Posted by: azul93gt | December 30, 2004 at 07:52 PM
Between "I just made another devastatingly clever joke about their pee-pees" and "their hillbilly racist plutocrat friends in Jesusland," I simply wept. I'm so glad you do this, what you do.
Posted by: m | December 30, 2004 at 04:54 PM
Laughter is the best medicine, and I feel quite healthy. Thanks!
I recommend your blog to all my hillbilly racist plutocrat friends in Jesusland.
Catttt
Baltimore, Md.
Posted by: Catttt | December 30, 2004 at 04:13 PM
Thanks a lot. Can't stop laughing and now the whole office knows I'm goofing off.
Posted by: TakeFive | December 30, 2004 at 03:57 PM
I can't get the subscription thingie to work. Can you help?
P.S. Krugman and Dowd want help, too.
Posted by: Tom Friedman | December 30, 2004 at 03:04 PM
I cracked my ribs in an accident a week ago and I believe I just re-cracked them, just from trying to read the third paragraph to my daughter.
Posted by: Emily | December 30, 2004 at 02:42 PM
That shot at the Viqueens was quite the low blow. And sooo delicious!
Go Pack Go
Posted by: BrewFan | December 30, 2004 at 02:36 PM
Fantastic! Only a true tool, so to speak, can set himself up to be so roundly, and soundly, skewered.
QM
Posted by: Quilly Mammoth | December 30, 2004 at 02:02 PM
I can't get the subscription thing to work - hey, hold on, I thought this was found in a dumpster, what's ... is this some kind of a sick joke?
What's up with you internet guys anyway, you're so mean.
Posted by: Matthew Goggins | December 30, 2004 at 01:44 PM
You did include the "okey-dokey" on Gnat's behalf?
Cheers
JMH
Posted by: J.M. Heinrichs | December 30, 2004 at 01:02 PM
Looks like the only thing bigger than Nick Blowhards ego is his insecurity.
Posted by: pete | December 30, 2004 at 12:27 PM
Ooooooooooo, so funny mr. kewl right-wing blogger-booger gonna dump his contempt on Mr. Minnehapless columnator?
Whatever dude. Keep it comin'...
Posted by: PostModernAtor | December 30, 2004 at 12:22 PM
Was that shorter than the actual editorial?
Posted by: Jim Treacher | December 30, 2004 at 12:08 PM
That is brilliant. I bow before your greatness.
Posted by: kb | December 30, 2004 at 10:23 AM
I never heard of this guy Coleman until yesterday.
Now I know why.
What a tool.
Good one.
Posted by: spd rdr | December 30, 2004 at 10:19 AM
what was that? nick coleman parody?
BRILLIANT!!
thanks for the laugh hawk.
Posted by: don't be that guy | December 30, 2004 at 01:08 AM
Hawk,
Shame.
This is not parody.

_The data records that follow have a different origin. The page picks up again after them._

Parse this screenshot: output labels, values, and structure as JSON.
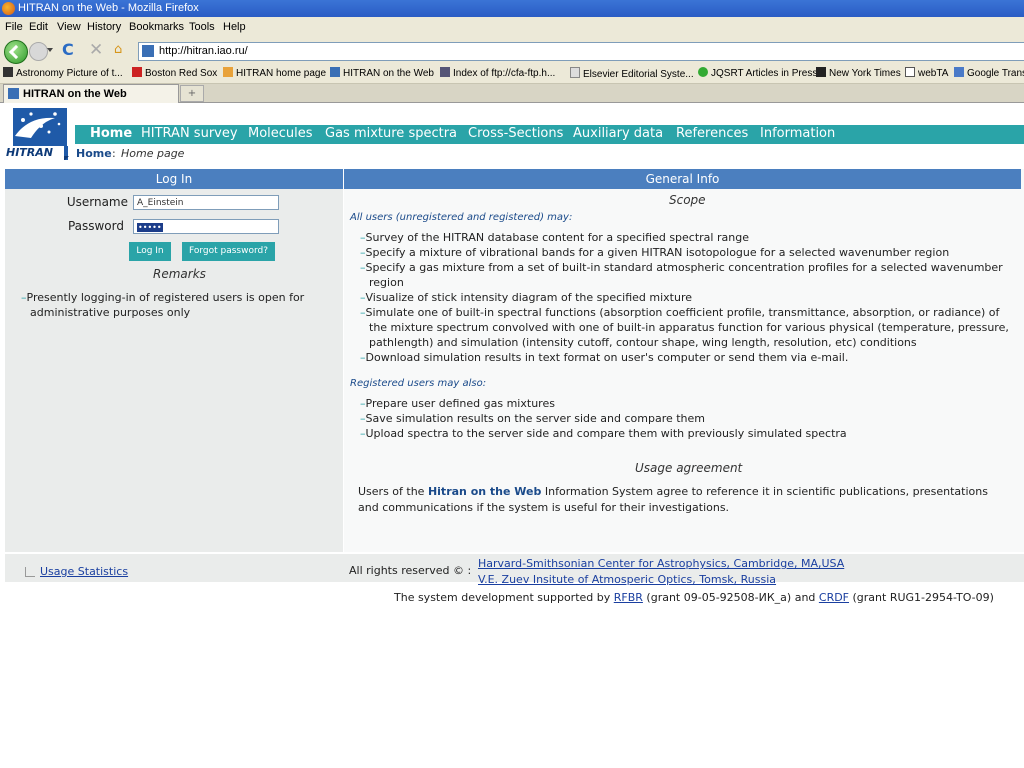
{
  "window": {
    "title": "HITRAN on the Web - Mozilla Firefox"
  },
  "menu": [
    "File",
    "Edit",
    "View",
    "History",
    "Bookmarks",
    "Tools",
    "Help"
  ],
  "address": {
    "url": "http://hitran.iao.ru/"
  },
  "bookmarks": [
    "Astronomy Picture of t...",
    "Boston Red Sox",
    "HITRAN home page",
    "HITRAN on the Web",
    "Index of ftp://cfa-ftp.h...",
    "Elsevier Editorial Syste...",
    "JQSRT Articles in Press",
    "New York Times",
    "webTA",
    "Google Trans"
  ],
  "tab": {
    "title": "HITRAN on the Web",
    "new_tab": "+"
  },
  "site": {
    "logo_text": "HITRAN",
    "nav": [
      "Home",
      "HITRAN survey",
      "Molecules",
      "Gas mixture spectra",
      "Cross-Sections",
      "Auxiliary data",
      "References",
      "Information"
    ],
    "breadcrumb": {
      "home": "Home",
      "sep": ":",
      "page": "Home page"
    }
  },
  "login": {
    "heading": "Log In",
    "username_label": "Username",
    "username_value": "A_Einstein",
    "password_label": "Password",
    "password_value": "•••••",
    "login_button": "Log In",
    "forgot_button": "Forgot password?",
    "remarks_title": "Remarks",
    "remark": "Presently logging-in of registered users is open for administrative purposes only"
  },
  "info": {
    "heading": "General Info",
    "scope_title": "Scope",
    "all_users_title": "All users (unregistered and registered) may:",
    "all_users_items": [
      "Survey of the HITRAN database content for a specified spectral range",
      "Specify a mixture of vibrational bands for a given HITRAN isotopologue for a selected wavenumber region",
      "Specify a gas mixture from a set of built-in standard atmospheric concentration profiles for a selected wavenumber region",
      "Visualize of stick intensity diagram of the specified mixture",
      "Simulate one of built-in spectral functions (absorption coefficient profile, transmittance, absorption, or radiance) of the mixture spectrum convolved with one of built-in apparatus function for various physical (temperature, pressure, pathlength) and simulation (intensity cutoff, contour shape, wing length, resolution, etc) conditions",
      "Download simulation results in text format on user's computer or send them via e-mail."
    ],
    "registered_title": "Registered users may also:",
    "registered_items": [
      "Prepare user defined gas mixtures",
      "Save simulation results on the server side and compare them",
      "Upload spectra to the server side and compare them with previously simulated spectra"
    ],
    "usage_title": "Usage agreement",
    "usage_pre": "Users of the ",
    "usage_bold": "Hitran on the Web",
    "usage_post": " Information System agree to reference it in scientific publications, presentations and communications if the system is useful for their investigations."
  },
  "footer": {
    "stats_link": "Usage Statistics",
    "rights": "All rights reserved © :",
    "org1": "Harvard-Smithsonian Center for Astrophysics, Cambridge, MA,USA",
    "org2": "V.E. Zuev Insitute of Atmosperic Optics, Tomsk, Russia",
    "support_pre": "The system development supported by ",
    "rfbr": "RFBR",
    "support_mid": " (grant 09-05-92508-ИК_a) and ",
    "crdf": "CRDF",
    "support_post": " (grant RUG1-2954-TO-09)"
  }
}
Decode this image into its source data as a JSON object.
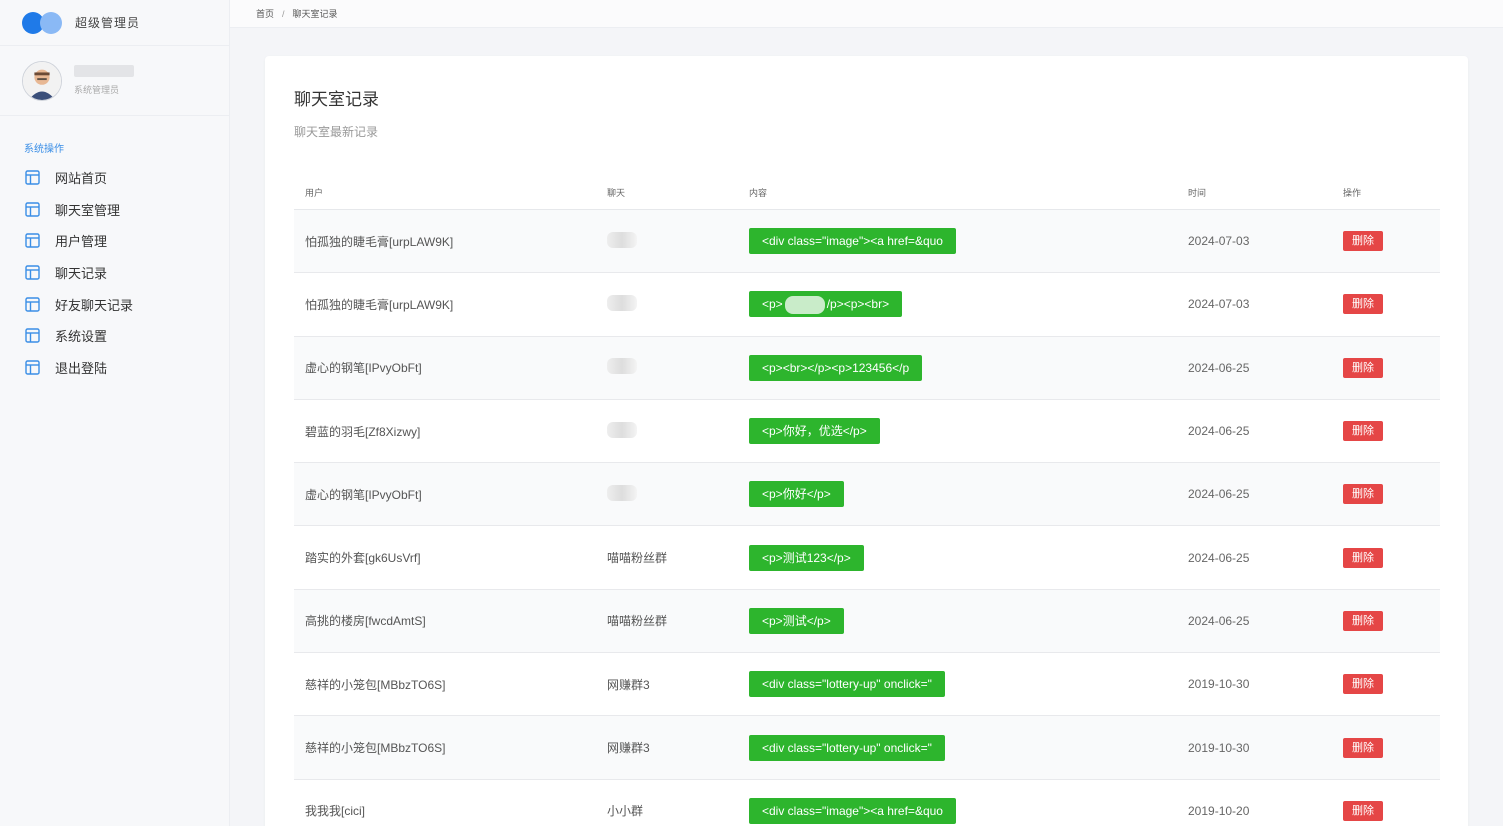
{
  "brand": {
    "name": "超级管理员"
  },
  "user": {
    "role": "系统管理员"
  },
  "nav": {
    "title": "系统操作",
    "items": [
      {
        "label": "网站首页"
      },
      {
        "label": "聊天室管理"
      },
      {
        "label": "用户管理"
      },
      {
        "label": "聊天记录"
      },
      {
        "label": "好友聊天记录"
      },
      {
        "label": "系统设置"
      },
      {
        "label": "退出登陆"
      }
    ]
  },
  "breadcrumb": {
    "home": "首页",
    "separator": "/",
    "current": "聊天室记录"
  },
  "card": {
    "title": "聊天室记录",
    "subtitle": "聊天室最新记录"
  },
  "table": {
    "headers": {
      "user": "用户",
      "chat": "聊天",
      "content": "内容",
      "time": "时间",
      "op": "操作"
    },
    "delete_label": "删除",
    "rows": [
      {
        "user": "怕孤独的睫毛膏[urpLAW9K]",
        "chat": "",
        "content": "<div class=\"image\"><a href=&quo",
        "time": "2024-07-03"
      },
      {
        "user": "怕孤独的睫毛膏[urpLAW9K]",
        "chat": "",
        "content_a": "<p>",
        "content_b": "/p><p><br>",
        "time": "2024-07-03"
      },
      {
        "user": "虚心的钢笔[IPvyObFt]",
        "chat": "",
        "content": "<p><br></p><p>123456</p",
        "time": "2024-06-25"
      },
      {
        "user": "碧蓝的羽毛[Zf8Xizwy]",
        "chat": "",
        "content": "<p>你好，优选</p>",
        "time": "2024-06-25"
      },
      {
        "user": "虚心的钢笔[IPvyObFt]",
        "chat": "",
        "content": "<p>你好</p>",
        "time": "2024-06-25"
      },
      {
        "user": "踏实的外套[gk6UsVrf]",
        "chat": "喵喵粉丝群",
        "content": "<p>测试123</p>",
        "time": "2024-06-25"
      },
      {
        "user": "高挑的楼房[fwcdAmtS]",
        "chat": "喵喵粉丝群",
        "content": "<p>测试</p>",
        "time": "2024-06-25"
      },
      {
        "user": "慈祥的小笼包[MBbzTO6S]",
        "chat": "网赚群3",
        "content": "<div class=\"lottery-up\" onclick=\"",
        "time": "2019-10-30"
      },
      {
        "user": "慈祥的小笼包[MBbzTO6S]",
        "chat": "网赚群3",
        "content": "<div class=\"lottery-up\" onclick=\"",
        "time": "2019-10-30"
      },
      {
        "user": "我我我[cici]",
        "chat": "小小群",
        "content": "<div class=\"image\"><a href=&quo",
        "time": "2019-10-20"
      }
    ]
  },
  "colors": {
    "accent": "#1f7ae8",
    "pill": "#2db52d",
    "danger": "#e54646"
  }
}
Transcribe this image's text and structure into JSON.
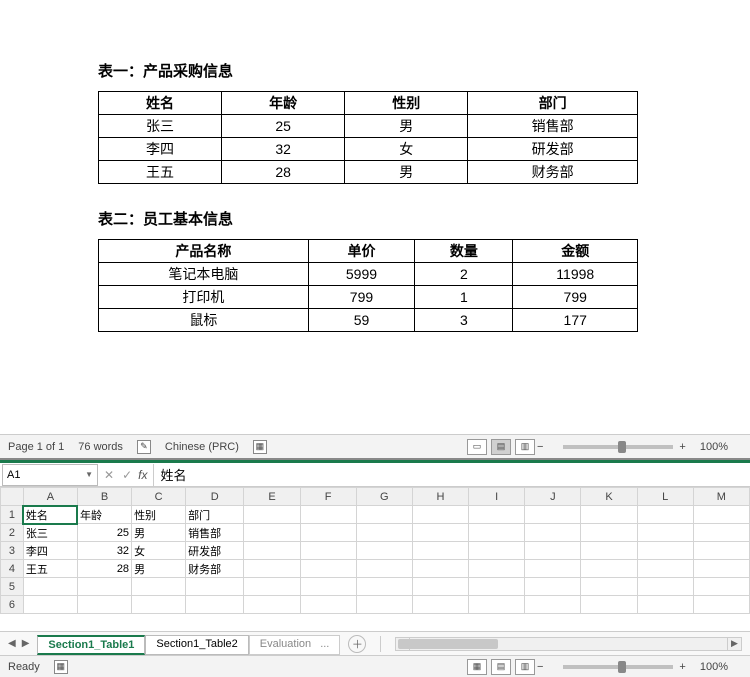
{
  "word": {
    "table1_title": "表一：产品采购信息",
    "table1": {
      "headers": [
        "姓名",
        "年龄",
        "性别",
        "部门"
      ],
      "rows": [
        [
          "张三",
          "25",
          "男",
          "销售部"
        ],
        [
          "李四",
          "32",
          "女",
          "研发部"
        ],
        [
          "王五",
          "28",
          "男",
          "财务部"
        ]
      ]
    },
    "table2_title": "表二：员工基本信息",
    "table2": {
      "headers": [
        "产品名称",
        "单价",
        "数量",
        "金额"
      ],
      "rows": [
        [
          "笔记本电脑",
          "5999",
          "2",
          "11998"
        ],
        [
          "打印机",
          "799",
          "1",
          "799"
        ],
        [
          "鼠标",
          "59",
          "3",
          "177"
        ]
      ]
    },
    "status": {
      "page": "Page 1 of 1",
      "words": "76 words",
      "lang": "Chinese (PRC)",
      "zoom": "100%"
    }
  },
  "excel": {
    "name_box": "A1",
    "formula_value": "姓名",
    "columns": [
      "A",
      "B",
      "C",
      "D",
      "E",
      "F",
      "G",
      "H",
      "I",
      "J",
      "K",
      "L",
      "M"
    ],
    "rows": [
      {
        "n": "1",
        "cells": [
          "姓名",
          "年龄",
          "性别",
          "部门",
          "",
          "",
          "",
          "",
          "",
          "",
          "",
          "",
          ""
        ]
      },
      {
        "n": "2",
        "cells": [
          "张三",
          "25",
          "男",
          "销售部",
          "",
          "",
          "",
          "",
          "",
          "",
          "",
          "",
          ""
        ]
      },
      {
        "n": "3",
        "cells": [
          "李四",
          "32",
          "女",
          "研发部",
          "",
          "",
          "",
          "",
          "",
          "",
          "",
          "",
          ""
        ]
      },
      {
        "n": "4",
        "cells": [
          "王五",
          "28",
          "男",
          "财务部",
          "",
          "",
          "",
          "",
          "",
          "",
          "",
          "",
          ""
        ]
      },
      {
        "n": "5",
        "cells": [
          "",
          "",
          "",
          "",
          "",
          "",
          "",
          "",
          "",
          "",
          "",
          "",
          ""
        ]
      },
      {
        "n": "6",
        "cells": [
          "",
          "",
          "",
          "",
          "",
          "",
          "",
          "",
          "",
          "",
          "",
          "",
          ""
        ]
      }
    ],
    "tabs": {
      "active": "Section1_Table1",
      "t2": "Section1_Table2",
      "t3": "Evaluation",
      "ellipsis": "..."
    },
    "status": {
      "ready": "Ready",
      "zoom": "100%"
    }
  }
}
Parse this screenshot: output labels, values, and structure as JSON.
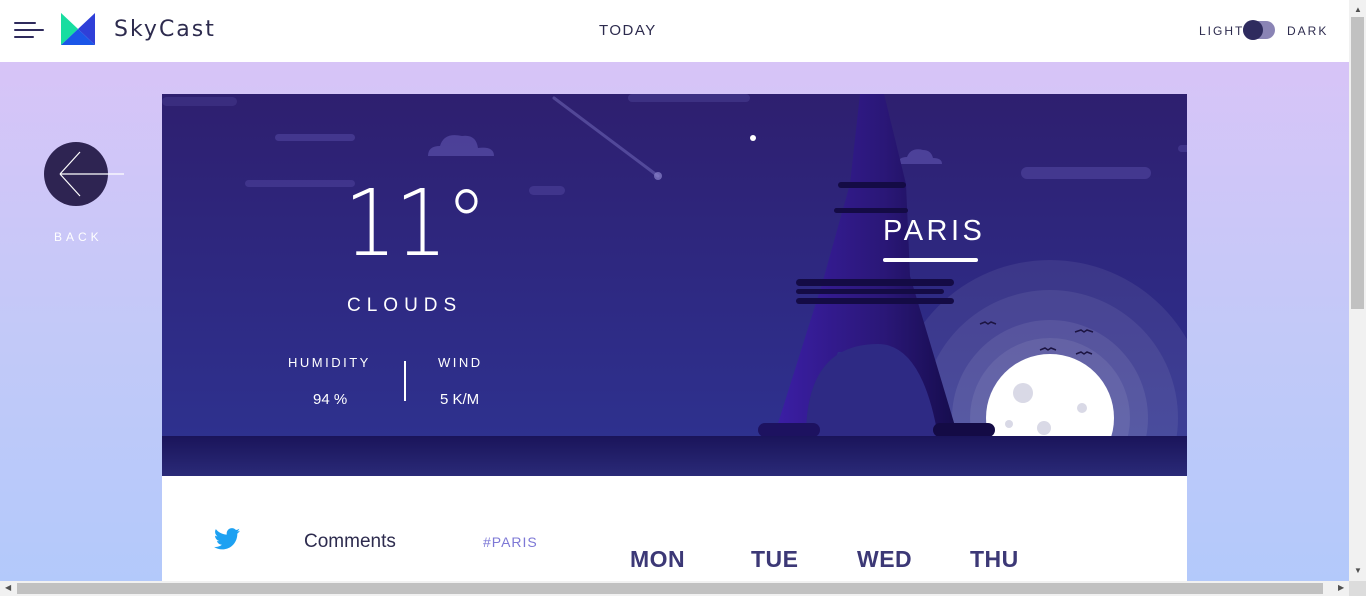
{
  "header": {
    "brand": "SkyCast",
    "nav_title": "TODAY",
    "theme_light": "LIGHT",
    "theme_dark": "DARK",
    "theme_mode": "dark"
  },
  "back": {
    "label": "BACK"
  },
  "weather": {
    "temperature": "11°",
    "condition": "CLOUDS",
    "humidity_label": "HUMIDITY",
    "humidity_value": "94 %",
    "wind_label": "WIND",
    "wind_value": "5 K/M",
    "city": "PARIS"
  },
  "feed": {
    "title": "Comments",
    "hashtag": "#PARIS"
  },
  "forecast": {
    "days": [
      "MON",
      "TUE",
      "WED",
      "THU"
    ]
  },
  "colors": {
    "accent": "#2e2a84",
    "brand_dark": "#2d2b4e",
    "twitter": "#1da1f2",
    "hashtag": "#7d78d6"
  }
}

This is genuine Nick Coleman. That "found in the dumpster" schtick is fooling no one, especially Nick Coleman. Every last word of this was published in the Star Tribune mistake edition, no doubt just where you found it.
And why try to write Nick Coleman parodies when that is Nick Coleman's stock in trade. Nick Coleman is PAID to write Nick Coleman parodies.
Let's have more on monster truck pulls and tips for whitened tire halves in artful lawn arrangements.
DGB
Posted by: Damian | December 29, 2004 at 09:05 PM
Damn you! I was all set to read another two more pages--keep going, keep going!
Posted by: alex | December 29, 2004 at 08:47 PM
I am in tears.
Lileks is going to read it and get inspired and come out with the Gallery Of Regrettable Cigarettes book in time for next Xmas starting with those Kools.